FIDM to Showcase Television Costume Design Exhibit
“The Outstanding Art of Television Costume Design” will be featured July 10–Sept. 9 at the FIDM Museum & Galleries in downtown Los Angeles. The free exhibit will display costumes from current programs, as well as a retrospective of 40 years of awardwinning television costume design.
The Fashion Institute of Design & Merchandising and the Academy of Television Arts & Sciences are hosting the first-ever event, which pays tribute to the 2006 Emmy Awards. Noted costume designer Mary Rose, who also sits on the academy’s board of governors, is the guest curator for the exhibit.
“We’ve been wanting to do this for a long time,” Rose said. “There are so many wonderful costume designers in television, and for many years they have been overshadowed by film.”
Museum director Robert Nelson said the school hoped to make the exhibit an annual event.
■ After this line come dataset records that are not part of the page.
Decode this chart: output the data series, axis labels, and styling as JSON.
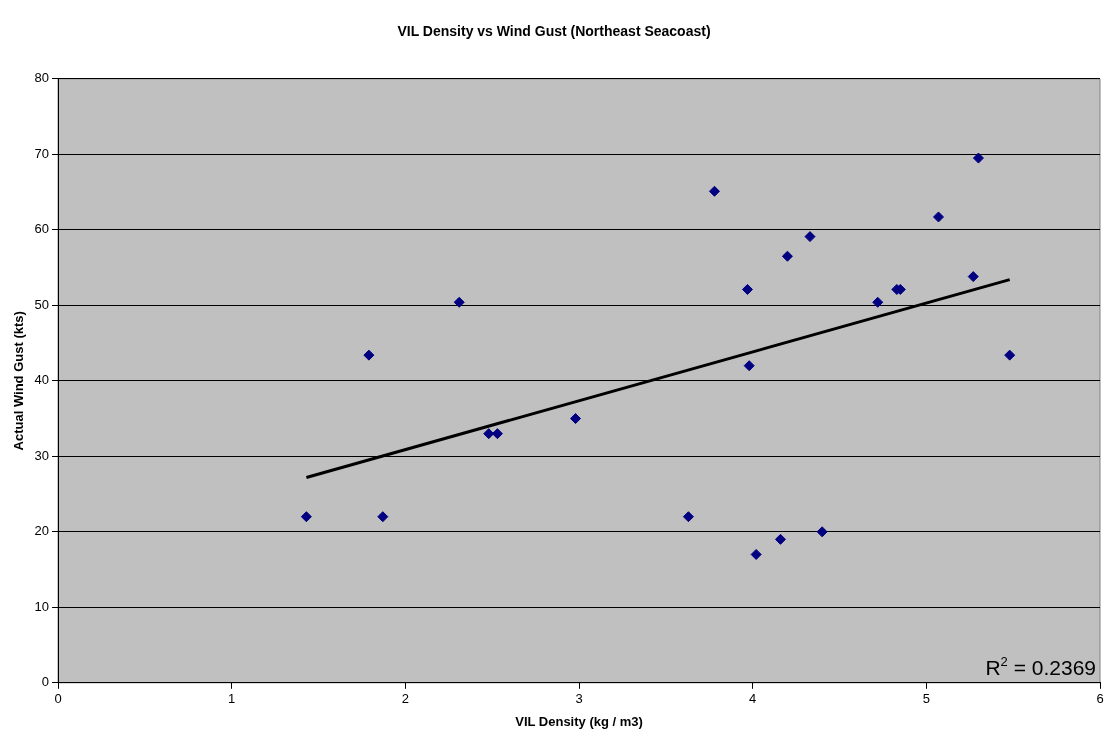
{
  "chart_data": {
    "type": "scatter",
    "title": "VIL Density vs Wind Gust (Northeast Seacoast)",
    "xlabel": "VIL Density (kg / m3)",
    "ylabel": "Actual Wind Gust (kts)",
    "series": [
      {
        "color": "#000080",
        "marker": "diamond",
        "x": [
          1.43,
          1.79,
          1.87,
          2.31,
          2.48,
          2.53,
          2.98,
          3.78,
          3.97,
          3.98,
          4.2,
          4.33,
          4.72,
          4.83,
          4.85,
          5.07,
          5.27,
          5.3,
          5.48,
          3.63,
          4.02,
          4.16,
          4.4
        ],
        "values": [
          22,
          43.4,
          22,
          50.4,
          33,
          33,
          35,
          65.1,
          52.1,
          42,
          56.5,
          59.1,
          50.4,
          52.1,
          52.1,
          61.7,
          53.8,
          69.5,
          43.4,
          22,
          17,
          19,
          20
        ]
      },
      {
        "type": "line",
        "color": "#000000",
        "marker": "none",
        "line_style": "solid",
        "x": [
          1.43,
          5.48
        ],
        "values": [
          27.2,
          53.4
        ]
      }
    ],
    "xlim": [
      0,
      6
    ],
    "xticks": [
      0,
      1,
      2,
      3,
      4,
      5,
      6
    ],
    "ylim": [
      0,
      80
    ],
    "yticks": [
      0,
      10,
      20,
      30,
      40,
      50,
      60,
      70,
      80
    ],
    "grid": "y",
    "legend": false,
    "annotations": [
      "R$^{2}$ = 0.2369"
    ]
  }
}
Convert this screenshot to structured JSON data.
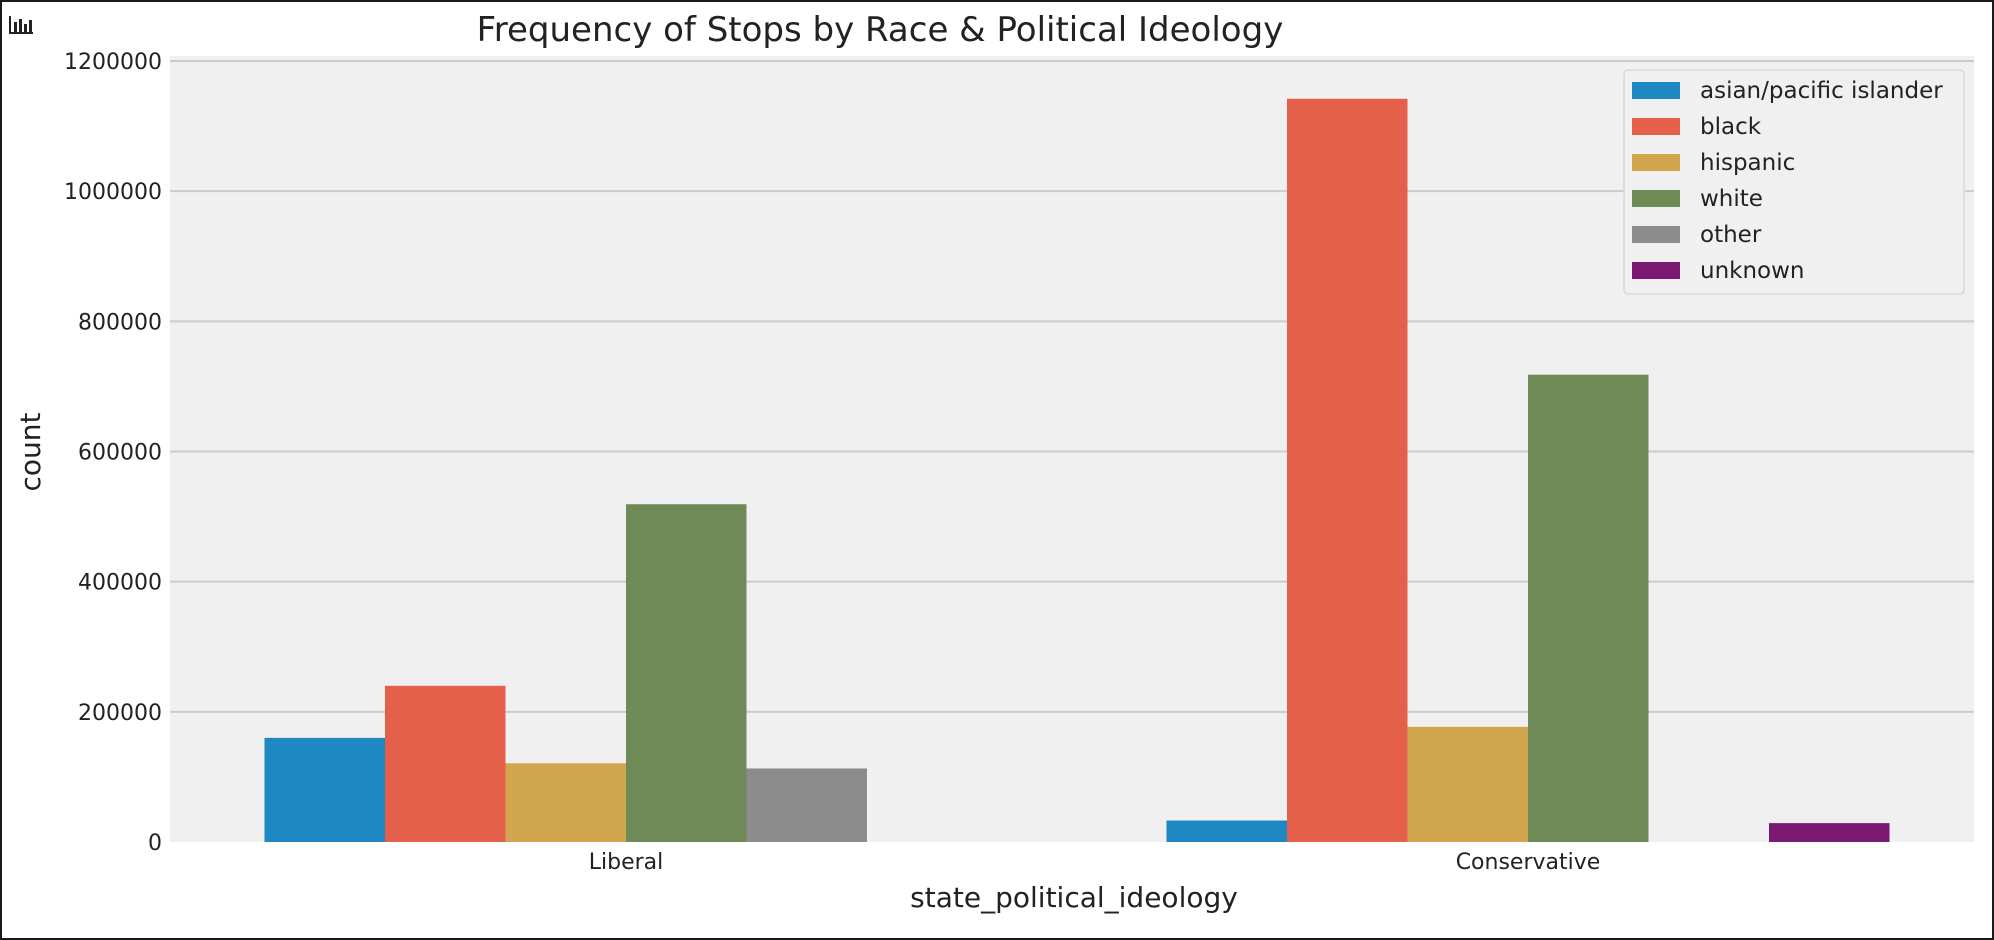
{
  "chart_data": {
    "type": "bar",
    "title": "Frequency of Stops by Race & Political Ideology",
    "xlabel": "state_political_ideology",
    "ylabel": "count",
    "categories": [
      "Liberal",
      "Conservative"
    ],
    "ylim": [
      0,
      1200000
    ],
    "yticks": [
      0,
      200000,
      400000,
      600000,
      800000,
      1000000,
      1200000
    ],
    "ytick_labels": [
      "0",
      "200000",
      "400000",
      "600000",
      "800000",
      "1000000",
      "1200000"
    ],
    "grid": true,
    "legend_position": "top-right",
    "series": [
      {
        "name": "asian/pacific islander",
        "color": "#1d88c2",
        "values": [
          160000,
          33000
        ]
      },
      {
        "name": "black",
        "color": "#e5604a",
        "values": [
          240000,
          1142000
        ]
      },
      {
        "name": "hispanic",
        "color": "#d2a54f",
        "values": [
          121000,
          177000
        ]
      },
      {
        "name": "white",
        "color": "#6e8a57",
        "values": [
          519000,
          718000
        ]
      },
      {
        "name": "other",
        "color": "#8c8c8c",
        "values": [
          113000,
          0
        ]
      },
      {
        "name": "unknown",
        "color": "#7a1a73",
        "values": [
          0,
          29000
        ]
      }
    ]
  },
  "toolbar": {
    "icon": "bar-chart-icon"
  }
}
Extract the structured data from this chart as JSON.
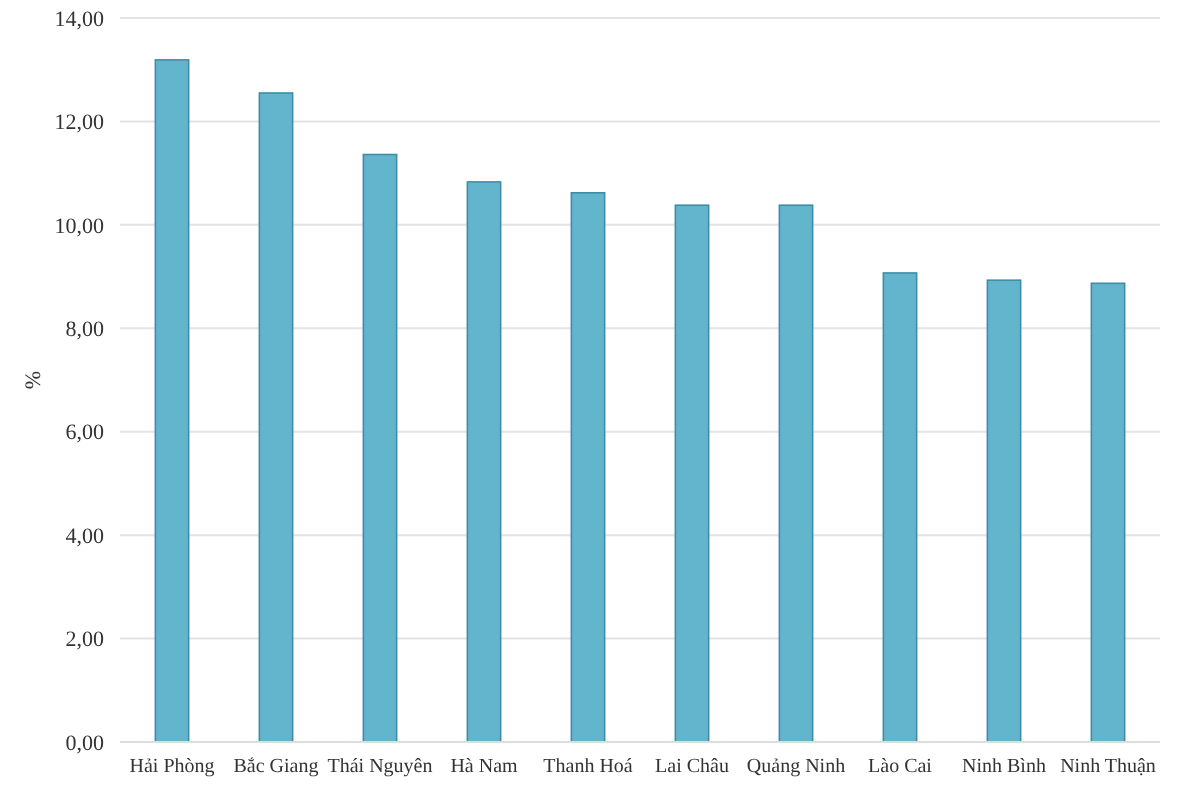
{
  "chart_data": {
    "type": "bar",
    "ylabel": "%",
    "categories": [
      "Hải Phòng",
      "Bắc Giang",
      "Thái Nguyên",
      "Hà Nam",
      "Thanh Hoá",
      "Lai Châu",
      "Quảng Ninh",
      "Lào Cai",
      "Ninh Bình",
      "Ninh Thuận"
    ],
    "values": [
      13.19,
      12.55,
      11.36,
      10.83,
      10.62,
      10.38,
      10.38,
      9.07,
      8.93,
      8.87
    ],
    "color": "#63b4cd",
    "ylim": [
      0,
      14
    ],
    "yticks": [
      {
        "value": 0,
        "label": "0,00"
      },
      {
        "value": 2,
        "label": "2,00"
      },
      {
        "value": 4,
        "label": "4,00"
      },
      {
        "value": 6,
        "label": "6,00"
      },
      {
        "value": 8,
        "label": "8,00"
      },
      {
        "value": 10,
        "label": "10,00"
      },
      {
        "value": 12,
        "label": "12,00"
      },
      {
        "value": 14,
        "label": "14,00"
      }
    ],
    "grid": "y"
  }
}
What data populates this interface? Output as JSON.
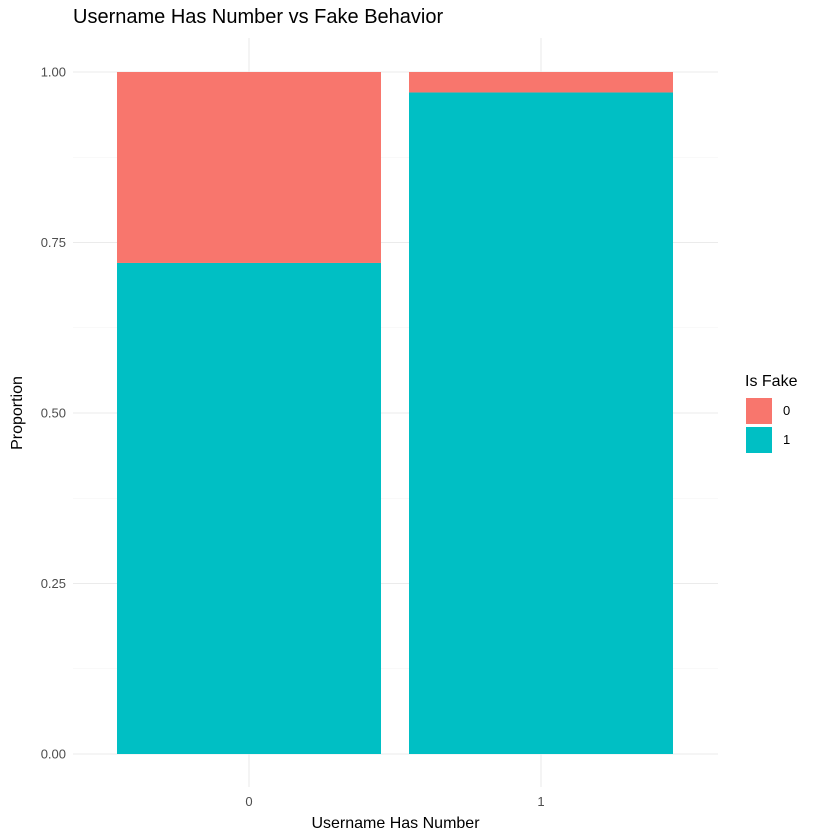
{
  "chart_data": {
    "type": "bar",
    "stacked": true,
    "title": "Username Has Number vs Fake Behavior",
    "xlabel": "Username Has Number",
    "ylabel": "Proportion",
    "categories": [
      "0",
      "1"
    ],
    "ylim": [
      0,
      1
    ],
    "yticks": [
      "0.00",
      "0.25",
      "0.50",
      "0.75",
      "1.00"
    ],
    "grid": true,
    "legend": {
      "title": "Is Fake",
      "position": "right"
    },
    "series": [
      {
        "name": "1",
        "color": "#00BFC4",
        "values": [
          0.72,
          0.97
        ]
      },
      {
        "name": "0",
        "color": "#F8766D",
        "values": [
          0.28,
          0.03
        ]
      }
    ]
  }
}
FIDM has been displaying costumes from Academy Award nominees for the past 14 years, as well as special exhibits such as a recent show featuring costumes from the “Star Wars” trilogy.
The TV costume design exhibit will include more than 140 costumes from about 70 designers of programs broadcast from 1966 to the present. Virtually every genre will be covered—Westerns, science fiction, prime-time soaps, sitcoms, comedy/variety, miniseries and movies of the week.
Costumes from this year’s Emmy nominees include those from “Elizabeth I,” “The Sopranos,” “Everybody Hates Chris,” “Mrs. Harris” and “Rome.” A Golden Era display will include outfits from “The Bold and the Beautiful,” “The Carol Burnett Show,” the “Sonny and Cher Show,” “The Wild, Wild West,” “Solid Gold,” “Knots Landing” and “Dynasty.”
Also featured are this year’s Costume Design Guild Awards, including costumes from “Desperate Housewives,” “Alias,” “Cold Case” and “Nip/Tuck.”
Another display will include three TV costumes designed by FIDM grads Wendy Benbrook (“MADtv”), Jill Ohanneson (“Six Feet Under”) and Greg La Voi (“The Closer”).
Rose said the world of television costume design had opened up over the years with more cable programs such as “The Sopranos” and elaborate network-produced movies such as HBO’s “Elizabeth I.”
“The television designers are even more challenged because they work on tighter deadlines, and yet the details and craftsmanship can be just as good, if not better than film costumes,” Rose said. She noted that as many as 30 percent of TV costume designers also cross over to film.
“We’re the only place in the world where you can see all this,” museum director Nelson said. “We’ve honored film. Now we’re honoring great television costume designers.”
The Academy of Television Arts & Sciences has been presenting Emmys to costume designers since 1970. The 58th Annual Primetime Emmy Awards ceremony will take place Aug. 27.